Campaign

Biden campaign raises $42 million in January

President Joe Biden arrives at the White House in Washington, Monday, Jan. 22, 2024, after returning from Rehoboth Beach, Del. (AP Photo/Andrew Harnik)

The Biden campaign brought in more than $42 million in the month of January, giving itself roughly $130 million in cash on hand with roughly nine months to go until Election Day.

Campaign officials touted the fundraising efforts as a testament to President Biden’s grassroots support, saying January was the third consecutive month in which the campaign set a new record for its grassroots program.

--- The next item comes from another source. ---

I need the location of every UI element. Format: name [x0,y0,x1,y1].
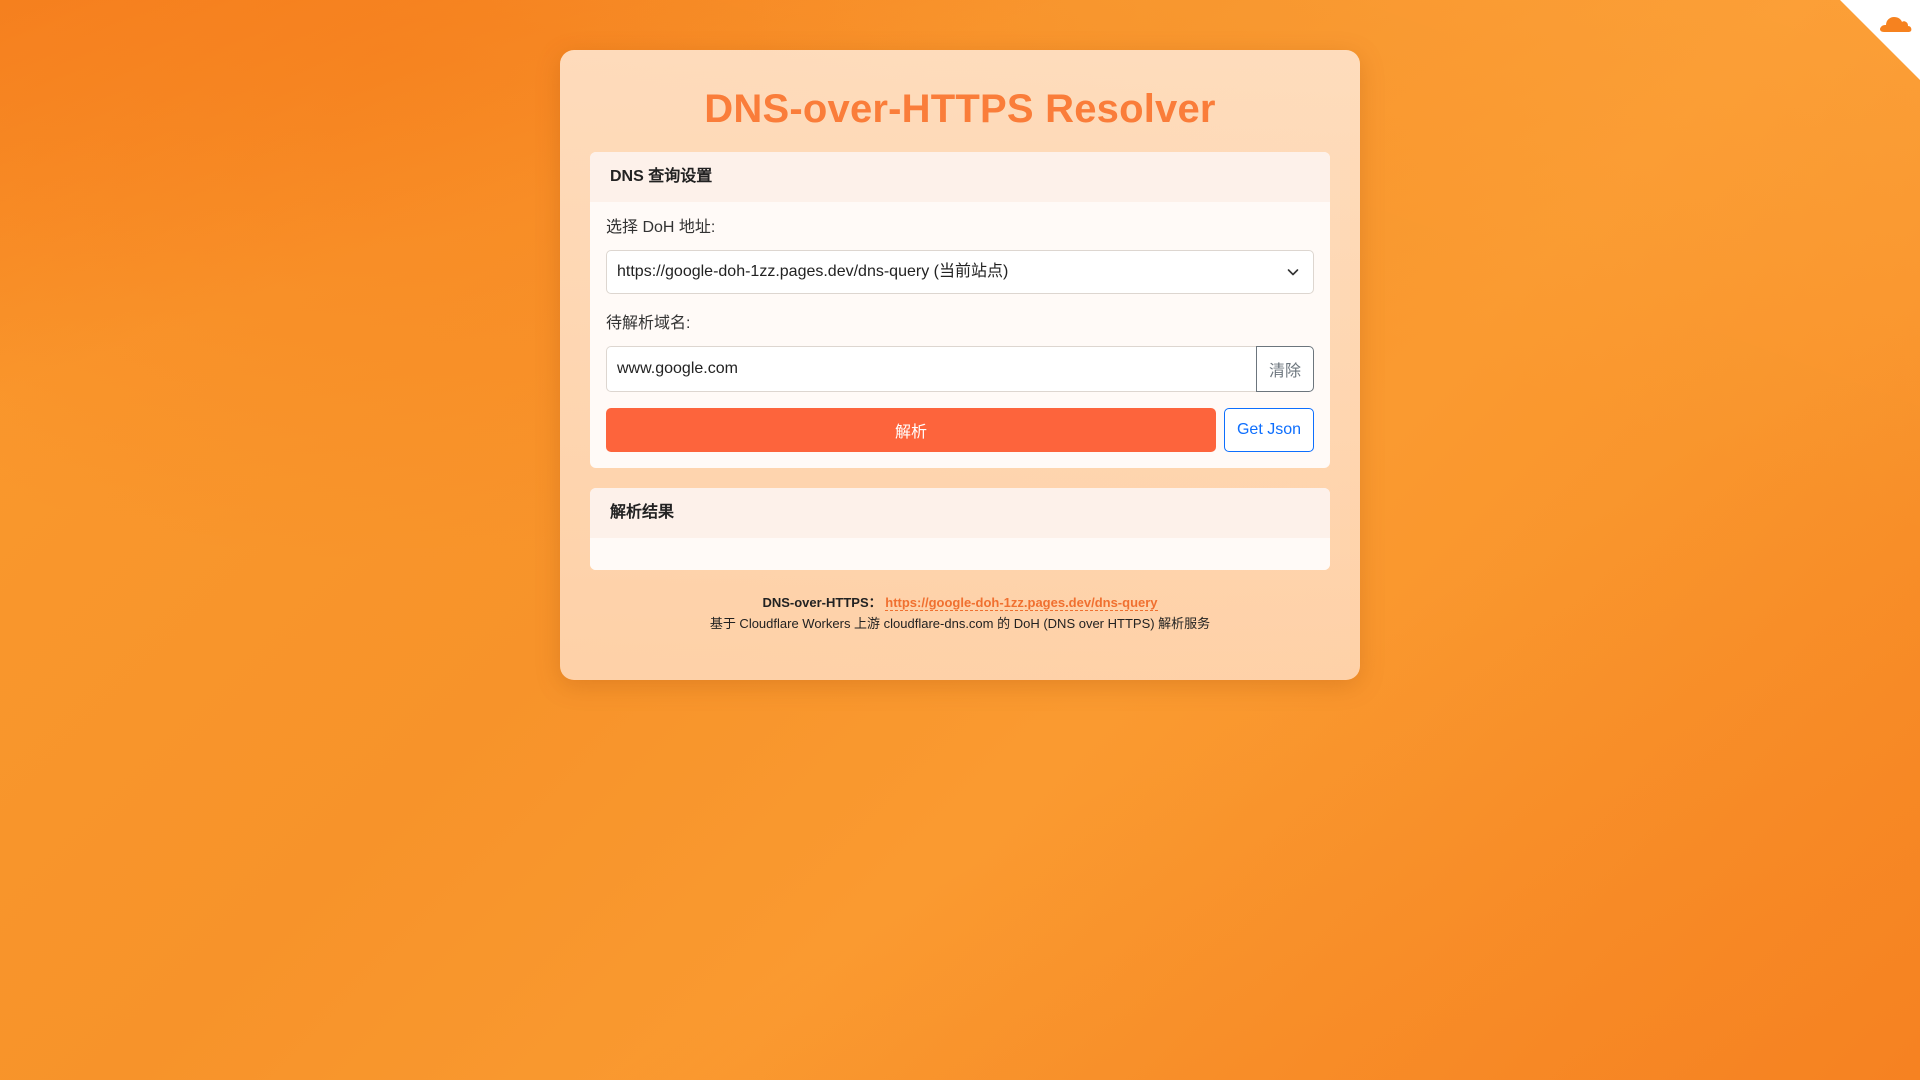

“While Team Biden-Harris continues to build on its fundraising machine, Republicans are divided – either spending money fighting Donald Trump, or spending money in support of Donald Trump’s extreme and losing agenda,” campaign manager Julie Chavez Rodriguez said in a statement. “Either way, judging from their weak fundraising, they’re already paying the political price. In an election that will determine the fate of our democracy and our freedoms, President Biden’s campaign is using its resources to build a winning operation that will meet voters where they are about the stakes of this election.”

The total haul represents fundraising across the Biden campaign, Democratic National Committee (DNC) and joint fundraising committees between the two.

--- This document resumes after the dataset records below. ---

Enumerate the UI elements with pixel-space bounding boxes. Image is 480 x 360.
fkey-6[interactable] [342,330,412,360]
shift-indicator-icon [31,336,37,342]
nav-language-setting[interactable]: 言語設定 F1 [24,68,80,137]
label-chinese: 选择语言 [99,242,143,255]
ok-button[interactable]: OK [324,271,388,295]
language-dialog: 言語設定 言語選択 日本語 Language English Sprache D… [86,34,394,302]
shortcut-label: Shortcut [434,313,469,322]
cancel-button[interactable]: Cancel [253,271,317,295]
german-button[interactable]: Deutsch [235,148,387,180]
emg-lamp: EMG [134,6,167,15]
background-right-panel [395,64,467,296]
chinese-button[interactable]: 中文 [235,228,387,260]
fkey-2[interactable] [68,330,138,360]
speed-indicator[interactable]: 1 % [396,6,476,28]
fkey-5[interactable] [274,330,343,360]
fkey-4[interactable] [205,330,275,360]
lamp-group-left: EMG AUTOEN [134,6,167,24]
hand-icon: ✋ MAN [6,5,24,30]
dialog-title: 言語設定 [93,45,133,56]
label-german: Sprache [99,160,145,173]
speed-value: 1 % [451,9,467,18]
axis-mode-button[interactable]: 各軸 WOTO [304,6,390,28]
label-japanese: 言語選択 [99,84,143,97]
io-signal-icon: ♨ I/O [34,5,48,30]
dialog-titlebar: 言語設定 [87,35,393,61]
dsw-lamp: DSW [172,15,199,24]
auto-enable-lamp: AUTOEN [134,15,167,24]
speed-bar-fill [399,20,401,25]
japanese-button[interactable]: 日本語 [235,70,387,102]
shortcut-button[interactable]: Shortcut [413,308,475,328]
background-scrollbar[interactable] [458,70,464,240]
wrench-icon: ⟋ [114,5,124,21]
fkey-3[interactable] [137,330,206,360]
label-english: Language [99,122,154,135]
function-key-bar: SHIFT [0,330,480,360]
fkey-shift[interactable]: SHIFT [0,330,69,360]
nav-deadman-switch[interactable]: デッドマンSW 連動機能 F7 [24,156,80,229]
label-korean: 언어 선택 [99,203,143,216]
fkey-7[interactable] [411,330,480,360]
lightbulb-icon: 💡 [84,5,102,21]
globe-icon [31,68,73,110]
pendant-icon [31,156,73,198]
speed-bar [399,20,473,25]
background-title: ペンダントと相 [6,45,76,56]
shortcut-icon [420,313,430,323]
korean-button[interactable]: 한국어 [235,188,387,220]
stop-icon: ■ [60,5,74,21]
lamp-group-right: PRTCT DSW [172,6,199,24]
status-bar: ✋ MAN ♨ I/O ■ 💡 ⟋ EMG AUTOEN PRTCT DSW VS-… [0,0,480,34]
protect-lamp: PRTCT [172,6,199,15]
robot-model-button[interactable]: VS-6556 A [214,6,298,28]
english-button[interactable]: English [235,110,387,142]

The Biden campaign received a boost in part as the Republican primary kicked into gear. Officials said they raised $1 million each day in the three days after the Iowa caucuses, which former President Trump won in a landslide.

The campaign said it had raised nearly $278 million since Biden officially launched his reelection bid last April. The operation’s $130 million cash on hand is the most ever for a Democratic candidate, the campaign said.

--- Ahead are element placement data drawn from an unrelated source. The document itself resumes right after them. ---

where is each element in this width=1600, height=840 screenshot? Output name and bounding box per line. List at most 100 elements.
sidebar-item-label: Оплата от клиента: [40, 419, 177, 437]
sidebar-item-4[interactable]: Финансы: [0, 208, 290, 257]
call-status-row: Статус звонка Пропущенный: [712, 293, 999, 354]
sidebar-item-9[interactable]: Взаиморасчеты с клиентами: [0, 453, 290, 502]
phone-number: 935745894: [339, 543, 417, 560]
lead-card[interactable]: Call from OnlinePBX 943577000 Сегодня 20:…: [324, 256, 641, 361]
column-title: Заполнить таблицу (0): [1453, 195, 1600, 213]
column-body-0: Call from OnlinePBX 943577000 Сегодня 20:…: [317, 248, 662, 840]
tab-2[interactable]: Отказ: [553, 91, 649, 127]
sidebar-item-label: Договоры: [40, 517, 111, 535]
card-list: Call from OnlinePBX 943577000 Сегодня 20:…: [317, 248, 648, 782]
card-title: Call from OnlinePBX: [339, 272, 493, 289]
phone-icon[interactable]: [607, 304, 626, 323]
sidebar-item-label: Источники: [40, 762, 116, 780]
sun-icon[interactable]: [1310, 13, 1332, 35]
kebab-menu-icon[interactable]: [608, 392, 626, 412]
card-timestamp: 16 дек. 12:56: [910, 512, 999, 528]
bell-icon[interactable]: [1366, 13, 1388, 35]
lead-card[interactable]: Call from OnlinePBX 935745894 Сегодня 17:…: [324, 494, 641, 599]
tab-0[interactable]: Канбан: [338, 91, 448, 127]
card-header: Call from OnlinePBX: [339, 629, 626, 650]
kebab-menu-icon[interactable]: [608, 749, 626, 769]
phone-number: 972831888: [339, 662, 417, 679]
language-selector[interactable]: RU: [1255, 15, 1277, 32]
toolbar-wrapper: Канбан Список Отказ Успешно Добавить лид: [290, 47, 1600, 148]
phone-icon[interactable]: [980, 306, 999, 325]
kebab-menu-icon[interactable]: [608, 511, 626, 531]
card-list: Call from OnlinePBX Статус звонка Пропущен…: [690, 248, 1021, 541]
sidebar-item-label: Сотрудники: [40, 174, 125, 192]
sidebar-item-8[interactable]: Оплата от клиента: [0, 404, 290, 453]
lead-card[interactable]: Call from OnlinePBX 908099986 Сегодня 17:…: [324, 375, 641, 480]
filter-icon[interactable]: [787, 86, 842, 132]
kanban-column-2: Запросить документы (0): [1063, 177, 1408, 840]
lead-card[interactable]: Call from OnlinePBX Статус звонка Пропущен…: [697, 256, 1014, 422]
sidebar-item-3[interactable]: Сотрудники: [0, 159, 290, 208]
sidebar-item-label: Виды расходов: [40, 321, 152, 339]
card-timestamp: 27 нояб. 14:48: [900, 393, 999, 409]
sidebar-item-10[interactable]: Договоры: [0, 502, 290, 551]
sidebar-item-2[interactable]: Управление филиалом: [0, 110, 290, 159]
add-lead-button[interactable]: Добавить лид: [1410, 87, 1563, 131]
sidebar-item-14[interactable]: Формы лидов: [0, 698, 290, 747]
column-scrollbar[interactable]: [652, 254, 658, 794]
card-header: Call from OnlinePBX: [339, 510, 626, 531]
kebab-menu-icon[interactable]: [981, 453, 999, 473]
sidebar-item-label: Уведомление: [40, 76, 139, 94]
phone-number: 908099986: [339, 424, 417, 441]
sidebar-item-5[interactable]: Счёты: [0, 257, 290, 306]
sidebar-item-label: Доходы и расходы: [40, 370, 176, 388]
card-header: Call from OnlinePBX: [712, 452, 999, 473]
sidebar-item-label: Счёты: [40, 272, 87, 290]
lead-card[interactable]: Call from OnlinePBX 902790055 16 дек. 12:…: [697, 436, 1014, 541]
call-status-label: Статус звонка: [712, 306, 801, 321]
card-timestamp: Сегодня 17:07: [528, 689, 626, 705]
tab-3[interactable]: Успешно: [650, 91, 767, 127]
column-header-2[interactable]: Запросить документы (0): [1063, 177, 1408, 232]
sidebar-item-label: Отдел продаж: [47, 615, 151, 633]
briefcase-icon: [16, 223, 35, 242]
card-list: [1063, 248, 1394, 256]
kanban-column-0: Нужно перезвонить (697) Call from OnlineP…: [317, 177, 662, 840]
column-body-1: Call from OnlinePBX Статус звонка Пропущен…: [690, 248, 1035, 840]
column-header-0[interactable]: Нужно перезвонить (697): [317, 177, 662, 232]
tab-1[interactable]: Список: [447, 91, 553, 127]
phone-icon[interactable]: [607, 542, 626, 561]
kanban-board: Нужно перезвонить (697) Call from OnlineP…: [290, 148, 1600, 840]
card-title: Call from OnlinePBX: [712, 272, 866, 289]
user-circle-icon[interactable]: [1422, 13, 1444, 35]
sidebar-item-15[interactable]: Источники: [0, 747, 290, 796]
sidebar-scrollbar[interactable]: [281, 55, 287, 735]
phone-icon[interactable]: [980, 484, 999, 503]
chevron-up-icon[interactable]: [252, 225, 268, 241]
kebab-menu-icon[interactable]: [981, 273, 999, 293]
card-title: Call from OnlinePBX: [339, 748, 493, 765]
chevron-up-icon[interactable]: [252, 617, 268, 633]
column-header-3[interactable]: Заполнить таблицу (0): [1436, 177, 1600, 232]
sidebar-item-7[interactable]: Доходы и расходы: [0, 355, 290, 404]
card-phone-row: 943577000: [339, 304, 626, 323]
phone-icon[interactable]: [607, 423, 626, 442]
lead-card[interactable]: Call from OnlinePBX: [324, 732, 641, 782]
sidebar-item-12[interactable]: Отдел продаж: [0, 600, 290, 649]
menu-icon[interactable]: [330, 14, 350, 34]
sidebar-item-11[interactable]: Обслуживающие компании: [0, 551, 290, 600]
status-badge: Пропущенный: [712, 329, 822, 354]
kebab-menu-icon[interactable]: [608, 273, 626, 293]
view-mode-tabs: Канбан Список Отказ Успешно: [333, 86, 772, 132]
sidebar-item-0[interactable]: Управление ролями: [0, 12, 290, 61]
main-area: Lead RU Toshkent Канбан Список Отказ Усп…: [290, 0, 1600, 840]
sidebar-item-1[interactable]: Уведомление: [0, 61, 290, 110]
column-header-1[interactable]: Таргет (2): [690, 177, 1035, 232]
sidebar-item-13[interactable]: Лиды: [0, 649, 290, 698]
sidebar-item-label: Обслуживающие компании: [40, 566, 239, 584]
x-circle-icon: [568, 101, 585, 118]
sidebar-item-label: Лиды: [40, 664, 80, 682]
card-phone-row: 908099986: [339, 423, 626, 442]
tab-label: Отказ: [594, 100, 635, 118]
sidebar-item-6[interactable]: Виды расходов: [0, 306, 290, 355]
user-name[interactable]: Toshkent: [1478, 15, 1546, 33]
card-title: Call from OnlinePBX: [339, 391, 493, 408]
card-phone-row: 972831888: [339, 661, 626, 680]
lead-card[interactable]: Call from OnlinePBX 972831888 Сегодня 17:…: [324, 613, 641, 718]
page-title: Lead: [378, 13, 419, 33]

Its cash on hand far outpaces the Trump campaign, which reported raising $19 million in the fourth quarter of 2023, with $33 million in cash on hand at the end of the year. 

Trump is on track to become the GOP nominee, having won the first three primary contests and leading in the polls in those still to come. But he has still had to focus his time and resources on defeating his lone remaining rival, Nikki Haley.

Additionally, Trump is facing a mountain of legal fees that will continue to grow as he deals with 91 felony charges across four separate investigations.

A New York judge last week ordered the former president to pay a nearly $355 million penalty, plus interest, after finding he falsely altered his net worth on key financial statements to receive tax and insurance benefits.

Trump also owes writer E. Jean Carroll more than $83 million after a New York City jury last month found he defamed her in 2019, when he denied the longtime advice columnist’s accusation that he sexually assaulted her decades earlier.